Brookes has run a tight ship but his predicament is tricky because, if he runs it any tighter, he risks putting a further squeeze on sales.
Flat isn’t growth
David Jones, also beset by the incursion of online shopping, has suffered similar torpor in sales and profits. And like Myer, its earnings decline has stabilised over the past year.
But stable earnings and flat sales growth are hardly an attractive investment option. There is little margin in sales and little margin for management error.
“Myer remains fully committed to continuing to progress our well-established five-point plan with a number of new initiatives to drive sales and profitability while continuing to invest in the growth areas of the business,” said Myer’s ASX release.
“As we move into FY2015 we expect to benefit from a number of strategic initiatives including new stores, major refurbishments, growth in exclusive brands and the online business. Myer remains Australia’s largest full-line department store business, and will continue to be a robust competitor.
Mixing it up
For consumers, the South African takeover should entail some change to the product mix and retailing strategy though it is too early to tell what will change, and to what extent.
The chief executive of the South African retailer, Ian Moir, has a deep knowledge of the Australian market having been CEO of Country Road, the upmarket clothing and homewares group in which Woolworths Holdings commands an 88 per cent stake.
Moir was appointed a director of Country Road in October 1998, and served as chief operating officer before assuming the top job in November 2000.
His strategy is likely to affect Myer.
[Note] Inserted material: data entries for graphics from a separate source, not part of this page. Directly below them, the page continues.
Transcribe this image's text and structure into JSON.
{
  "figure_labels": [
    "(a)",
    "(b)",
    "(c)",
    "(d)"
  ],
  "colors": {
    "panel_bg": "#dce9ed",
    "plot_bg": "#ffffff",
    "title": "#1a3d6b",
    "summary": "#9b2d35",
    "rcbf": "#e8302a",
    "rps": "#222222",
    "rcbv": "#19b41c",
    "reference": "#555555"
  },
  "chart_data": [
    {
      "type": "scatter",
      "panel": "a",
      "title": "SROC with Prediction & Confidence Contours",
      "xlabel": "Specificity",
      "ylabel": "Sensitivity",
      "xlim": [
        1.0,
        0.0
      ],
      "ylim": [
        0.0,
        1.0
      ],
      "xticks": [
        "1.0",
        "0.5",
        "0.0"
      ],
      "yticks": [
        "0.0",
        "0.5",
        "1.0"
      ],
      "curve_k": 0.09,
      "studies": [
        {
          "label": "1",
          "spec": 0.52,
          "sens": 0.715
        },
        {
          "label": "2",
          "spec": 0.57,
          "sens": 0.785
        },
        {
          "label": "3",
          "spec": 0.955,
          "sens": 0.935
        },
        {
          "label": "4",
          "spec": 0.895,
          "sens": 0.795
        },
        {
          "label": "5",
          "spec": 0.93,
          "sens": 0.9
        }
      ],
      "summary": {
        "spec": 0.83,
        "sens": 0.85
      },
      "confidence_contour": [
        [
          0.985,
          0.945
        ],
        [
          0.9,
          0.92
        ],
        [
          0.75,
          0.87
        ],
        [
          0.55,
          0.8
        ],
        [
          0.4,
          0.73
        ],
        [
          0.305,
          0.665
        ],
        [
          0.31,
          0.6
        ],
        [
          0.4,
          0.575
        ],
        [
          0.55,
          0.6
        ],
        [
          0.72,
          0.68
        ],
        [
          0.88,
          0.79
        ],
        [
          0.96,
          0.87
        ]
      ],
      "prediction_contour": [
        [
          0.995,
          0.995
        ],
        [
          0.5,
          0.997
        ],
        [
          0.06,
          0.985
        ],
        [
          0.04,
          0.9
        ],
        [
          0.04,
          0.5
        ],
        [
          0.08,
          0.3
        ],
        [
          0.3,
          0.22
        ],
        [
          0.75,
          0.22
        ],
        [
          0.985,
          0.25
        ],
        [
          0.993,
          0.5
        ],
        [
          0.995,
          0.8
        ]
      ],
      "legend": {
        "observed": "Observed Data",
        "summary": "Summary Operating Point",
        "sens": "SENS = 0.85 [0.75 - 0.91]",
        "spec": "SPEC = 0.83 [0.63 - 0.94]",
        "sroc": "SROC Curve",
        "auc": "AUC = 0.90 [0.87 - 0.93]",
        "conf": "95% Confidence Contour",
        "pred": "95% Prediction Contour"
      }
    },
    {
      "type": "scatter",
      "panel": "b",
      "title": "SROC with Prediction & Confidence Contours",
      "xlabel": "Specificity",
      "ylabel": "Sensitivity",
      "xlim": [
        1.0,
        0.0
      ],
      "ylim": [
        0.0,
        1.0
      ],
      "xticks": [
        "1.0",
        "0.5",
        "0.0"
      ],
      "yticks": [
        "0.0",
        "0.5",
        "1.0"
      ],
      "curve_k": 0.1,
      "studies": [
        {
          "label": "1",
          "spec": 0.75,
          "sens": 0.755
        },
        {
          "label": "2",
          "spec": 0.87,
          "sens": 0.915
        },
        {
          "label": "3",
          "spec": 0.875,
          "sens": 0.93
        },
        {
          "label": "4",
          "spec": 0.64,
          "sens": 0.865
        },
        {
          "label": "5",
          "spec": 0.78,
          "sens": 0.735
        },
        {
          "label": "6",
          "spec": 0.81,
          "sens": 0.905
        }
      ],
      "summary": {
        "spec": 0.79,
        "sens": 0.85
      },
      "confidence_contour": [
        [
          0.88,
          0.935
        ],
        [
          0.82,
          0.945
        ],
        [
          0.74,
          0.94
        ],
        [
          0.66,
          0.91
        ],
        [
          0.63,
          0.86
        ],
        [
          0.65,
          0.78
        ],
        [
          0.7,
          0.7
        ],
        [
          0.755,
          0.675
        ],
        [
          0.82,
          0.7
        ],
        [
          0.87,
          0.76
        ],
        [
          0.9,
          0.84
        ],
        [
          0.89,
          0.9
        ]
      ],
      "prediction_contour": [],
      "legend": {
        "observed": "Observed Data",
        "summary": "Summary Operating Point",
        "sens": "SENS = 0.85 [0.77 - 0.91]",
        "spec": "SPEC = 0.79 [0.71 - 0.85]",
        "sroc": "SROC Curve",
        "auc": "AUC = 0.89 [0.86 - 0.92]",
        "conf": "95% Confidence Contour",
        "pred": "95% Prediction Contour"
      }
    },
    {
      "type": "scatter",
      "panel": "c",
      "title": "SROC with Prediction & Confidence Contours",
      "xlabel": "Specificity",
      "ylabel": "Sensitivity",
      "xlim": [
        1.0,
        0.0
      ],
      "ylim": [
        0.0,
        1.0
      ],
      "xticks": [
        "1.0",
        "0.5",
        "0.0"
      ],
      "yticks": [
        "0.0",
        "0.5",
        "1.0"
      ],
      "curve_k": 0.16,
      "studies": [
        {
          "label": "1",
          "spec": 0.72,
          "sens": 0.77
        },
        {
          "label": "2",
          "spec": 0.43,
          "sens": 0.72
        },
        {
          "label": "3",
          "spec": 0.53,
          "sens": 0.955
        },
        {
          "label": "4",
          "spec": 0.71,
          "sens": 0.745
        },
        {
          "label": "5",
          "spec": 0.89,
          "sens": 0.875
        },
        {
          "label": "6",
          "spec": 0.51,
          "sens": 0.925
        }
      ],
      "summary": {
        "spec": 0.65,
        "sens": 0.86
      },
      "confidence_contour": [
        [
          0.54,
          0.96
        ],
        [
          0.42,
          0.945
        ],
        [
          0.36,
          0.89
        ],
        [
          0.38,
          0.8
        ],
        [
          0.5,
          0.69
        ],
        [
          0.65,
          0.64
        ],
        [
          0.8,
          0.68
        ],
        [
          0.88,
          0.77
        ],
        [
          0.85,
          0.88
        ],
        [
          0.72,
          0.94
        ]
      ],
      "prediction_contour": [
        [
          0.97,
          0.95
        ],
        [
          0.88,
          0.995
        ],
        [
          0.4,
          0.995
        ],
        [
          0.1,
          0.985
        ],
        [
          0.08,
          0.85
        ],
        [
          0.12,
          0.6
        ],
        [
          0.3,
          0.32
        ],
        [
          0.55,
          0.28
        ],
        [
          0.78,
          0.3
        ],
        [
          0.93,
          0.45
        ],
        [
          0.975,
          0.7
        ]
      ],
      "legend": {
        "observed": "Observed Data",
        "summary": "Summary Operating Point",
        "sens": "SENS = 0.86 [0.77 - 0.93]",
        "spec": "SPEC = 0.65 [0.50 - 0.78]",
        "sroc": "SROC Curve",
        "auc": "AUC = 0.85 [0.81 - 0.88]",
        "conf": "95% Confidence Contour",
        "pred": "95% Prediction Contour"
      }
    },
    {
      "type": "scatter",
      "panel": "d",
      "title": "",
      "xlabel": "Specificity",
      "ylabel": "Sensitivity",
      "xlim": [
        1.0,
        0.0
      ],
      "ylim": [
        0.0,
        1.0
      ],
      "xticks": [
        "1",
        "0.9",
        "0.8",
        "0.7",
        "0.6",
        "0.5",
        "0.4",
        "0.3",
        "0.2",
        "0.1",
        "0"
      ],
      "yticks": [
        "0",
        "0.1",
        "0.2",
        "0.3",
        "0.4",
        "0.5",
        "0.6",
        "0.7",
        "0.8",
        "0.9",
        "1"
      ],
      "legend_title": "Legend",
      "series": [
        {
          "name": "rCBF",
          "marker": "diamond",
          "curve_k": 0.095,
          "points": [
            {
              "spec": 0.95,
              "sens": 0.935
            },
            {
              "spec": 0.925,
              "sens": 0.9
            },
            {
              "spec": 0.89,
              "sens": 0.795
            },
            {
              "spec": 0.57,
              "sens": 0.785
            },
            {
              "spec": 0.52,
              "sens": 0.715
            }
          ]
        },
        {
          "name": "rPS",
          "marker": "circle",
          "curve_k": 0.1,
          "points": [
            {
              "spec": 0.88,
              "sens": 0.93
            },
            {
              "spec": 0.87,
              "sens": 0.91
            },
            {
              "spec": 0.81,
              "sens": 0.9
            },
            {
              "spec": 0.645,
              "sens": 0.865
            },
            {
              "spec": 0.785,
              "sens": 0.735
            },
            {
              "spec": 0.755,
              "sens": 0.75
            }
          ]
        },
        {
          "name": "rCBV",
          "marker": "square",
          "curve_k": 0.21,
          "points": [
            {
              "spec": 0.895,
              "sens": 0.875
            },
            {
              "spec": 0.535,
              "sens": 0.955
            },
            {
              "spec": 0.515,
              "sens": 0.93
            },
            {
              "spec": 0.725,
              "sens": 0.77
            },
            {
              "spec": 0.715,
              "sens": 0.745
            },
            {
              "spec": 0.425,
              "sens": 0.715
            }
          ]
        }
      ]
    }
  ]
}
The department stores both operate in the same shopping complexes and if DJs goes upmarket or expands its food offerings for example (Woolworths SA is big in food) it will beg a competitive response from Myer.
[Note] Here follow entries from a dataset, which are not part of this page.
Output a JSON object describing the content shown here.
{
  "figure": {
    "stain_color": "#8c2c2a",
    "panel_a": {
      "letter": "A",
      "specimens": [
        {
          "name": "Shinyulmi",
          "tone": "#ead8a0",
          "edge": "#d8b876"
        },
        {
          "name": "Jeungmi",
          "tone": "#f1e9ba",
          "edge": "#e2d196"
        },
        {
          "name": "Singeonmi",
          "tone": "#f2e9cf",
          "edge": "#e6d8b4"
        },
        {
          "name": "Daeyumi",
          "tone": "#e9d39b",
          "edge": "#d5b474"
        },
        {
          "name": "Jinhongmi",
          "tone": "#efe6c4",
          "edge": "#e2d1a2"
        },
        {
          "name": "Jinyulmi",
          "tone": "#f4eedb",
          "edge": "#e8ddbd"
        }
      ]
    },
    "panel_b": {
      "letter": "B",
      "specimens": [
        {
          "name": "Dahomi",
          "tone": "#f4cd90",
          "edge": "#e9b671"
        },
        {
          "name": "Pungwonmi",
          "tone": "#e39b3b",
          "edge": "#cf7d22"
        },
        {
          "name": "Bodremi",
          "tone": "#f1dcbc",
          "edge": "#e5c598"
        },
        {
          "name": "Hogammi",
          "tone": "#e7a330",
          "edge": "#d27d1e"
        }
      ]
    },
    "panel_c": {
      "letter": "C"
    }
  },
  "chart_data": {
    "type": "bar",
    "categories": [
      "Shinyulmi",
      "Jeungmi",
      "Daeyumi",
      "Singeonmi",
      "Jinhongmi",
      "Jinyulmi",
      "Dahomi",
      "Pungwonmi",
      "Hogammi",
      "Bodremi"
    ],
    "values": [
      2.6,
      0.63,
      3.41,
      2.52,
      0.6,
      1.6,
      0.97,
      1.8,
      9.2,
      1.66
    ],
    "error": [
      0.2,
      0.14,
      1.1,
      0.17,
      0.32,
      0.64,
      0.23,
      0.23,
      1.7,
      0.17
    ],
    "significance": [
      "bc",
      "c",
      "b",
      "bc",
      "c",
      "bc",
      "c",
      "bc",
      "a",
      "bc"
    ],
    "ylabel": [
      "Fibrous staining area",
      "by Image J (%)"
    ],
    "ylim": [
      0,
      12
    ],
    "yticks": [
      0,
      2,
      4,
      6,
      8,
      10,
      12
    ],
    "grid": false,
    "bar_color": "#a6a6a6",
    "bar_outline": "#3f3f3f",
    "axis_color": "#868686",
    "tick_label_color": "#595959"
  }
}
The Woolworths SA bid values DJs at $2.15 billion. Its own market capitalisation is $5.5 billion and its annual revenues are $4 billion, compared with DJs revenues at $1.8 billion.
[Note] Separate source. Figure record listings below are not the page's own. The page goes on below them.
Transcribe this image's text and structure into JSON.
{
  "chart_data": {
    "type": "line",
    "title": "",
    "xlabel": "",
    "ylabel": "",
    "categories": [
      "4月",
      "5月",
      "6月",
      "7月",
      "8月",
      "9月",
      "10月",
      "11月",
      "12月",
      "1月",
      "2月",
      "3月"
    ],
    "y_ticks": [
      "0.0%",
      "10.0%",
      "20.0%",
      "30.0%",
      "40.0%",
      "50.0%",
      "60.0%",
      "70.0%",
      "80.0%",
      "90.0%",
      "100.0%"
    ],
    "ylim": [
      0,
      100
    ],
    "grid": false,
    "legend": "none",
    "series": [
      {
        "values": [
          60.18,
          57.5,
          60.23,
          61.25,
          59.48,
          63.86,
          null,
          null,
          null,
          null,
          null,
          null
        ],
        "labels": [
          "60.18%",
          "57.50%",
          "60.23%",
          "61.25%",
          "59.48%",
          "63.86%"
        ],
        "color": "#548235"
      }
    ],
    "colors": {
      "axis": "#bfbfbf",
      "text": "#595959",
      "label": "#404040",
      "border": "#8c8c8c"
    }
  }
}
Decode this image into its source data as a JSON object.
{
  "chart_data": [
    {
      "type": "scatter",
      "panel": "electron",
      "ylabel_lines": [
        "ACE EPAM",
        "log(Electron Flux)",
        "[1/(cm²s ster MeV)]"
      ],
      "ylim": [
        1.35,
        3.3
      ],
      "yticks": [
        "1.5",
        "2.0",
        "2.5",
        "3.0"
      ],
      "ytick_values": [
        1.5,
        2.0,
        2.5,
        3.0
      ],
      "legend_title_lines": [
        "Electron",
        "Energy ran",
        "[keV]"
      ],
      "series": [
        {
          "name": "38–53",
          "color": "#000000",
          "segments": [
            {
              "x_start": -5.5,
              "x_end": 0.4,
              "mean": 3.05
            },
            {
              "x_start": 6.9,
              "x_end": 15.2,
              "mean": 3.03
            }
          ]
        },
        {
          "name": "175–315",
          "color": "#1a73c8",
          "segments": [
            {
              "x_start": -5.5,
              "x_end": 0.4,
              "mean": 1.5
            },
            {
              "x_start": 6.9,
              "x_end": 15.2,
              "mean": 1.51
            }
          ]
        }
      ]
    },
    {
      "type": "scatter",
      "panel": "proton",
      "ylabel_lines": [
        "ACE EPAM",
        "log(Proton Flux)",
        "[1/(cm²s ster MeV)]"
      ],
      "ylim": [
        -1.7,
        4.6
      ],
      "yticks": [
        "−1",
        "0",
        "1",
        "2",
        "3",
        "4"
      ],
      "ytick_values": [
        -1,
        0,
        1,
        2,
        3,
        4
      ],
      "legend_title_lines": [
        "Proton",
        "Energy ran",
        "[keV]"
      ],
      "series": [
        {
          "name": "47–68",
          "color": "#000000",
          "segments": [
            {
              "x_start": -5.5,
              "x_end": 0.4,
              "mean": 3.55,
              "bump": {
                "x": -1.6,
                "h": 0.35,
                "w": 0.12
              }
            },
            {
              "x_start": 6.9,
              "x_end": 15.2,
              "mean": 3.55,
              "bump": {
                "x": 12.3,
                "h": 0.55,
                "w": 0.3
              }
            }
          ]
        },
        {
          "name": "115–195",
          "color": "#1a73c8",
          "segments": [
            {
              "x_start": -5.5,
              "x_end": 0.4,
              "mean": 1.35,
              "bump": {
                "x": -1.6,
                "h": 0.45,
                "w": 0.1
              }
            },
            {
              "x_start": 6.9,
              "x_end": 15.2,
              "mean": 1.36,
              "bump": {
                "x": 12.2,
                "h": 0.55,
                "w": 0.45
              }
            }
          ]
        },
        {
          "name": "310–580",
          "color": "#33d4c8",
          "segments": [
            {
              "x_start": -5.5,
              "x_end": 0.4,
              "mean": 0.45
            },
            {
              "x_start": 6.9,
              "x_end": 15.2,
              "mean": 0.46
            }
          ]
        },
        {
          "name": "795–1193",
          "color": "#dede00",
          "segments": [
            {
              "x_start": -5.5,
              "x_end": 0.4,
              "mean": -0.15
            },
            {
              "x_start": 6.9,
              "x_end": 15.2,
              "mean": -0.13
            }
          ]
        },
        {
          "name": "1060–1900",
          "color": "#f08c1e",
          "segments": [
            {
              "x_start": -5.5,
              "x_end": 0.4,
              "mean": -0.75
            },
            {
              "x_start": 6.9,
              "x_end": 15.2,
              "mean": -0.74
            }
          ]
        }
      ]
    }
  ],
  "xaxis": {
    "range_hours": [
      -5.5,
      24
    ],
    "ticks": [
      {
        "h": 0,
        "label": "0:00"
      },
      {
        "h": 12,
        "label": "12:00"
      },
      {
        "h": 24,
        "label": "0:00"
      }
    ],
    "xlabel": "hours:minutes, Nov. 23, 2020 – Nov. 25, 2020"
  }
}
The two parties are said to have been in talks since March, following the change in the chairmanship at David Jones.
For DJs chief executive Paul Zahra, who is expected to stay running the business, the takeover is vindication. Zahra had faced opposition on the DJs board and, without the support of previous chairman Peter Mason, his position was increasingly tenuous until the imbroglio over directors’ trading earlier this year.
When two David Jones directors were found to have been buying DJs shares – with Mason’s permission – before a positive sales announcement to the market and before news of the Myer merger approach became public, the board came under pressure and Paul Zahra’s leadership was subsequently cemented.
David Jones and Myer had been in discussions over a $3 billion proposed merger. The deal was made public in late January, since then David Jones shares have jumped more than 10 per cent, while Myer shares have risen close to 10 per cent.
Paying a premium
Myer approached David Jones with a merger offer of 1.06 of its shares for each David Jones share, but the bid was rejected because DJs did not believe it represented sufficient value and had no premium.
The South African bid, although shy of the 30 per cent rule-of-thumb takeover premium for the average value of the target shares over the past three months (it is pitched at a 25.4 per cent premium to the closing price of David Jones shares on April 8), represents a 39.4 per cent premium to the price of David Jones shares on January 30, which is the last closing price prior to the Myer proposal becoming public.
The earnings multiple is 20.8-times the reported FY13 earnings per share of 19.2c per and 23.8 times the estimated FY14 EPS of 16.8c based on consensus broker estimates.
These PEs of almost 21 and 24 are pretty solid considering the hitherto unimpressive prospects for earnings growth.
Interestingly, Goldman Sachs increased its stake in David Jones just two weeks ago, from 8.15 per cent to 9.17 per cent.
Rothschild is advising Woolworths SA and David Jones is being advised by Gresham Partners and Macquarie Capital.